The Happiness Web
I just finished watching an Oprah episode a little while ago about happiness (Yes, I watch Oprah and I'm in my 20s...so what?! The world is still round! :). The show started off with a test; members of the audience and at-home viewers were asked to judge which of about 5 people presented were the happiest. It was a tough test; all these people we were supposed to judge had smiling faces. It turned out, some who were the happiest ended up having the hardest lives; one lady even lost quite a few people she loved in a short period of 6 months. So, what determined who was happy and who was not? Well, a lot of it had to do with the way they reflected on life, how they defined happiness, and even how they looked at their circumstances. It seems pretty obvious that those three things would play a vital role in keeping happiness alive. But how do you tell people who usually get the shorter end of the stick to tough it out and "think happy thoughts"? It seems unreasonable, so maybe you tell them something else.
One of the guest psychologists on the show claimed that, from his experiences, those who spent a large portion of their time complaining actually tended to fear happiness. He went on to say something to the effect that if someone has a habit of thinking negatively, and not expecting much from life, then they wouldn't have to worry about being let down, since they weren't truly happy to begin with. It was also suggested that happiness shouldn't be tied to an object or person; I guess that's why codependency in a relationship is so destructive. All these facts and suggestions sound valid and believable, but how practical are the pieces of advice, really? Well, it would definitely depend on who's listening. Someone with years of experience in thinking negative would have to be reconditioned. Something probably happened to spark the negative thought life, I'm pretty sure it didn't just randomly spring up on it's own. Sadly, Oprah mentioned that only 26% of the people in her audience during the show were truly happy. If that statistic was supposed to represent the percentage of genuinely happy people in America, then that doesn't say much about the rest of us, and psychologists definitely have their work cutout for them. But I can't help but wonder, why are we so unhappy or generally unsatisfied with our lives?

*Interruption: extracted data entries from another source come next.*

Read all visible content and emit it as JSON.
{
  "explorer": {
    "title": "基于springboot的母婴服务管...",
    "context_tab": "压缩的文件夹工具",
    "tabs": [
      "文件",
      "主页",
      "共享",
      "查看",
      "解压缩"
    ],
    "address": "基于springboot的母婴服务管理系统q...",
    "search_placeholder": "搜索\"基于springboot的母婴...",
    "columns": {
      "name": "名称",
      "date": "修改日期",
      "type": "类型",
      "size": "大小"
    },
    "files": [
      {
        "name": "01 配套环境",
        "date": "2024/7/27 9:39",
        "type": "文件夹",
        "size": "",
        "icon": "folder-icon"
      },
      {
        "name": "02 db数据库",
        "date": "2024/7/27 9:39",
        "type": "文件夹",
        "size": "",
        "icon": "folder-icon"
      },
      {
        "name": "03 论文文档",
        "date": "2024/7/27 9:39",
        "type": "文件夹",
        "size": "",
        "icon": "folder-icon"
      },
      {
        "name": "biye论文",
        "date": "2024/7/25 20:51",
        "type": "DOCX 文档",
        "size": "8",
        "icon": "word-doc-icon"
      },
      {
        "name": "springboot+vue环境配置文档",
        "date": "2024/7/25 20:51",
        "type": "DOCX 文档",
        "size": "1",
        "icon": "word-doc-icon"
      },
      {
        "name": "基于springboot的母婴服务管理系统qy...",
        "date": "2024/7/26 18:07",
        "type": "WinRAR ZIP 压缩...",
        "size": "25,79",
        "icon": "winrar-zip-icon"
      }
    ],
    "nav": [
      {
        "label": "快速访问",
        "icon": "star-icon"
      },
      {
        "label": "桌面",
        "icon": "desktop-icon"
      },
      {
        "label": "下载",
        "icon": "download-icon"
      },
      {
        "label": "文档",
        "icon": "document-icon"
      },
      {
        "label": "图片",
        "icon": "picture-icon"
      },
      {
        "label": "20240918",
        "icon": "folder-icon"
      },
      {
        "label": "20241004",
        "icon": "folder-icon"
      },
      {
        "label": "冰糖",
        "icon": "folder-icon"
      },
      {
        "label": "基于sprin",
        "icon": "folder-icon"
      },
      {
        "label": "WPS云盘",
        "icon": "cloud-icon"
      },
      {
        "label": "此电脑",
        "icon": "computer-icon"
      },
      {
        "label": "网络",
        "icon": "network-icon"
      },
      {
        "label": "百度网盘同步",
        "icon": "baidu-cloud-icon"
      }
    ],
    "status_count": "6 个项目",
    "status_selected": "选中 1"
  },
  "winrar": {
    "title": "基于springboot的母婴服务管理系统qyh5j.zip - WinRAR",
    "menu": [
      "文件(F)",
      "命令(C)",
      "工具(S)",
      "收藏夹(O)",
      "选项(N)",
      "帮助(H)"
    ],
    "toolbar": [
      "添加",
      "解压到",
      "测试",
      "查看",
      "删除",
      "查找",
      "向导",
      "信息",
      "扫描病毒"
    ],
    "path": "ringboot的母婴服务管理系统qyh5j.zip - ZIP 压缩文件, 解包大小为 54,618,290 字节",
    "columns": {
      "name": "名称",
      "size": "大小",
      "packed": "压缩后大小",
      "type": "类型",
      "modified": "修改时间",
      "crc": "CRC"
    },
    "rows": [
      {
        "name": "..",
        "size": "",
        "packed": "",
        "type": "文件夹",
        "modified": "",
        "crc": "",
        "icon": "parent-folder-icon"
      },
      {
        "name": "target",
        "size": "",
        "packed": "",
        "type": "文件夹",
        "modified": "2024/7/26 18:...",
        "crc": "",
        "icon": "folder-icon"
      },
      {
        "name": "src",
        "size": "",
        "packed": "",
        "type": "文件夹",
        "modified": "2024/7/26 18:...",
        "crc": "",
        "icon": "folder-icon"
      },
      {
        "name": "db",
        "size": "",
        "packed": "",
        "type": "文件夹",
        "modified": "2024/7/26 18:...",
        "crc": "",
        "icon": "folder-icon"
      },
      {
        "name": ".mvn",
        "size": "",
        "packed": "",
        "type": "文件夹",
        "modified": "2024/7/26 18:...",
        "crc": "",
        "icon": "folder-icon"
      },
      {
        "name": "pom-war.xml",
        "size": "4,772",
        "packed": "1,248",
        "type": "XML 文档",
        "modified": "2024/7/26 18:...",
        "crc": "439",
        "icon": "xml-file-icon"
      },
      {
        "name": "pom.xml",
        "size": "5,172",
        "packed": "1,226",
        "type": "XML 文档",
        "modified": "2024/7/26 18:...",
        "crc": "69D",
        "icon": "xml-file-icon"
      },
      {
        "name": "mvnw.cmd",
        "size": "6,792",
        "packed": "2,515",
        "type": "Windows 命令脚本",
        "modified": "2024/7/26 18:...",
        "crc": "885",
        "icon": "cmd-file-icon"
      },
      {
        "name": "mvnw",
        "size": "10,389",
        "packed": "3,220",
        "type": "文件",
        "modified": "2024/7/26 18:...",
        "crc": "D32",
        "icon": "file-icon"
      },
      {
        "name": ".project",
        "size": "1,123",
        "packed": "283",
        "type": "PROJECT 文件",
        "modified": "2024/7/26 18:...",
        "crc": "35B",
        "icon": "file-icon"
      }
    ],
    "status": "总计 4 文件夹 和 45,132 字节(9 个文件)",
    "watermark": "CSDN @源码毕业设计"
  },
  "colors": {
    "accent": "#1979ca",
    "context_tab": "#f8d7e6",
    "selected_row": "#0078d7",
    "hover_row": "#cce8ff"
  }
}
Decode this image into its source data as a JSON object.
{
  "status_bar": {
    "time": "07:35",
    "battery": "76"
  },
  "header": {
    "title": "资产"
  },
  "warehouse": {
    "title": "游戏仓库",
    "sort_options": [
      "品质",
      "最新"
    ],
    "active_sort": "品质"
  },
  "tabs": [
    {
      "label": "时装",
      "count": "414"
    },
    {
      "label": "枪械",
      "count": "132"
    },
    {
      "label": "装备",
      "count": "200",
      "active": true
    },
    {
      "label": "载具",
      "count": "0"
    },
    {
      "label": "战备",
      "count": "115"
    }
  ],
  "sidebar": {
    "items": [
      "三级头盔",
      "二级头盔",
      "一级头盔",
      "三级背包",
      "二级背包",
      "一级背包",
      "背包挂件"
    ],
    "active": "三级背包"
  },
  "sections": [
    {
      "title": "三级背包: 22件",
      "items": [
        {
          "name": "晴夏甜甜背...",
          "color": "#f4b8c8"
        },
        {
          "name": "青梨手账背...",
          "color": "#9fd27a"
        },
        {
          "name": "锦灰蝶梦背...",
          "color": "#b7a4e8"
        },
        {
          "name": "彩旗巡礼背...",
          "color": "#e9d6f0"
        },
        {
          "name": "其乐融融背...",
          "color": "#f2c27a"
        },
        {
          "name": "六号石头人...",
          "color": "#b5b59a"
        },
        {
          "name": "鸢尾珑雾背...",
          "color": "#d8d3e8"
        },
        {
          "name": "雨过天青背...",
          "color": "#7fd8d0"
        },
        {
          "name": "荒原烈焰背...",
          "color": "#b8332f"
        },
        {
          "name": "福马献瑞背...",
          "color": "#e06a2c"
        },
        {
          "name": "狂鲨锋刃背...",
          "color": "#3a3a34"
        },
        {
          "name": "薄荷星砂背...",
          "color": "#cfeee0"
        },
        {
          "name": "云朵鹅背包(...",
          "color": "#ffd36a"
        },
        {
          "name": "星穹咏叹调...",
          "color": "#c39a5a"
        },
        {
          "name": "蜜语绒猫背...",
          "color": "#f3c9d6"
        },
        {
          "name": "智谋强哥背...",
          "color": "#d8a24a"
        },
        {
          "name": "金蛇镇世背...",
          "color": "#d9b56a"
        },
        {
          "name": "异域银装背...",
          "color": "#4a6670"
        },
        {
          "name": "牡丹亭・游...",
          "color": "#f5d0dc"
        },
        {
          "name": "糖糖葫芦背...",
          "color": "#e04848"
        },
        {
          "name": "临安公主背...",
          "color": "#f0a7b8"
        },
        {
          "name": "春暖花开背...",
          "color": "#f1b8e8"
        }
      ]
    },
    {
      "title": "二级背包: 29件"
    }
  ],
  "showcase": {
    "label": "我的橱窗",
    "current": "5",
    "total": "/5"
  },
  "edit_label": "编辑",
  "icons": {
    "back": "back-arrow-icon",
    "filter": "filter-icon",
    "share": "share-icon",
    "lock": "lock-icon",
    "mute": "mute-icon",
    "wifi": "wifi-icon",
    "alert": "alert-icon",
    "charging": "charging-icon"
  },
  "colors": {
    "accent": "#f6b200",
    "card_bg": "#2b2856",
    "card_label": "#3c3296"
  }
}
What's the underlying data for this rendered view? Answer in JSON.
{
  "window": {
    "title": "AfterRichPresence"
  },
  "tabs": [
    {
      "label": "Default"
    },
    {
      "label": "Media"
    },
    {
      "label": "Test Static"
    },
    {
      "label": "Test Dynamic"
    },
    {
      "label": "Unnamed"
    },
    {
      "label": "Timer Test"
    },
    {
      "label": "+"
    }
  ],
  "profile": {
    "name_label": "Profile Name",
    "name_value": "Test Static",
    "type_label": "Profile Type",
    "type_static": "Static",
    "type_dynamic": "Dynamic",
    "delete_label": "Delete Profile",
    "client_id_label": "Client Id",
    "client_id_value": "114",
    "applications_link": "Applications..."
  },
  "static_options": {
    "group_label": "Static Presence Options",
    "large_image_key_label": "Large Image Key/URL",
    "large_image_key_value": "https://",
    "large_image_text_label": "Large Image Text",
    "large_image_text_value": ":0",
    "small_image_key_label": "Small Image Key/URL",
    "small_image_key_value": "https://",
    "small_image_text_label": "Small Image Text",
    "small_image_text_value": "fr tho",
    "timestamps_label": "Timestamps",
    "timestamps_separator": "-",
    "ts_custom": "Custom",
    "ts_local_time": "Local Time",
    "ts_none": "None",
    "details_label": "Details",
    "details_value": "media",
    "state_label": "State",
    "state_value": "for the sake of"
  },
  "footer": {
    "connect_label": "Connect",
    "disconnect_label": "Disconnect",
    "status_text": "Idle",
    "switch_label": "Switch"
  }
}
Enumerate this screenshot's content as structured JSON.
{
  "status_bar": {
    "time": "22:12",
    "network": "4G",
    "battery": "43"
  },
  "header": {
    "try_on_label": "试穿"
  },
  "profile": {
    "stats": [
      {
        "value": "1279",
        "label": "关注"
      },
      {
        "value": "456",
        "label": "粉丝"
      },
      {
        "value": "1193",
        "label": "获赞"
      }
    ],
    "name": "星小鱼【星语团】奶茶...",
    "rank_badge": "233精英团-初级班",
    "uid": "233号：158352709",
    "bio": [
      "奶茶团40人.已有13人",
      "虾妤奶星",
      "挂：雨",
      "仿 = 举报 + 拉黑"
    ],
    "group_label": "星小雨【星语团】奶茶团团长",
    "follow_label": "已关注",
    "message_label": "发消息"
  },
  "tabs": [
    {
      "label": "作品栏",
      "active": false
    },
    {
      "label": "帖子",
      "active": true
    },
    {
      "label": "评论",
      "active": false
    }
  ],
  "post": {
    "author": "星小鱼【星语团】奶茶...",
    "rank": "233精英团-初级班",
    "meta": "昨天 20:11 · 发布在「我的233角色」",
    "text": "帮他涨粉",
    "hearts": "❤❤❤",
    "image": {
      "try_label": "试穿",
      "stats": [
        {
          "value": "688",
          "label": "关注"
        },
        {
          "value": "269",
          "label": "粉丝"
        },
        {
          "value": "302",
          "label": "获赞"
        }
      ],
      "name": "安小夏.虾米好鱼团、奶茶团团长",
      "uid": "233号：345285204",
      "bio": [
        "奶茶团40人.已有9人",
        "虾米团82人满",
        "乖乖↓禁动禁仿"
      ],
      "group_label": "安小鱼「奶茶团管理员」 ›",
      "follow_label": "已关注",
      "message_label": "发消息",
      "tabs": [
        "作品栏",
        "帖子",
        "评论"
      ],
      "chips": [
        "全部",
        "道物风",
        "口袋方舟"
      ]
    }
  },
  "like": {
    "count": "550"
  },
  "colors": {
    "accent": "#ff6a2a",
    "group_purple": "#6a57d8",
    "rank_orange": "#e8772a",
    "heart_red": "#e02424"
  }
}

I can only speak for myself here, but I guess I can say a few things about what I've observed while taking 22 trips around the sun. On the down-side, it seems like the more I actually take the time to study the lives of those around me, the more I want to either stop looking or, quite the opposite, get involved. Sometimes it seems like we only have a few alternatives when it comes to our state of being: We can completely harden our hearts so that they are unmoved by the sadness around us; we can become actively involved and help others while remembering that we can only help a few since we are, in truth, limited human beings; we can get depressed about the fact that we can only do so much; or, we can get so focused on our own problems that we forget about everyone else and, in turn, become even more lonely as a result of our selfish outlook on life. I guess I prefer the second option, but I know my behavior doesn't always reflect this claim of mine.
And so it goes, every day I realize another way that I'm limited: I only have so much money, so much time, blah blah blah...but I also try to remind myself of how I'm actually a lot less limited than a majority of the people who live in this world. Now, I'm not about to tell you kiddos to eat your broccoli because there are starving children in Africa, but I will say this:
It's not wrong to realize your limitations, that's part of our job as humans, but it is wrong to not realize anything else.And, folks, from what I've noticed, failing to realize that in itself is precisely what contributes to so much unhappiness. It's easy for us to focus on what we don't have; the "compare game" is a big, deceitful trap that makes us lose our way along the happiness path. In realizing your limitations, you're acknowledging that there will be times when you need help from someone else; BUT when you also realize that you still have something to offer in spite of your limitations, well, that's when you can help someone else. And what does that do? That not only gives you a sense of purpose that's essential for happiness, but it also connects you to someone else; companionship promotes acceptance as it scares away the demons of loneliness associated with depression, and it even allows for love's existence. Everyone knows that love is the main ingredient when it comes to cooking up a lifetime batch of true happiness!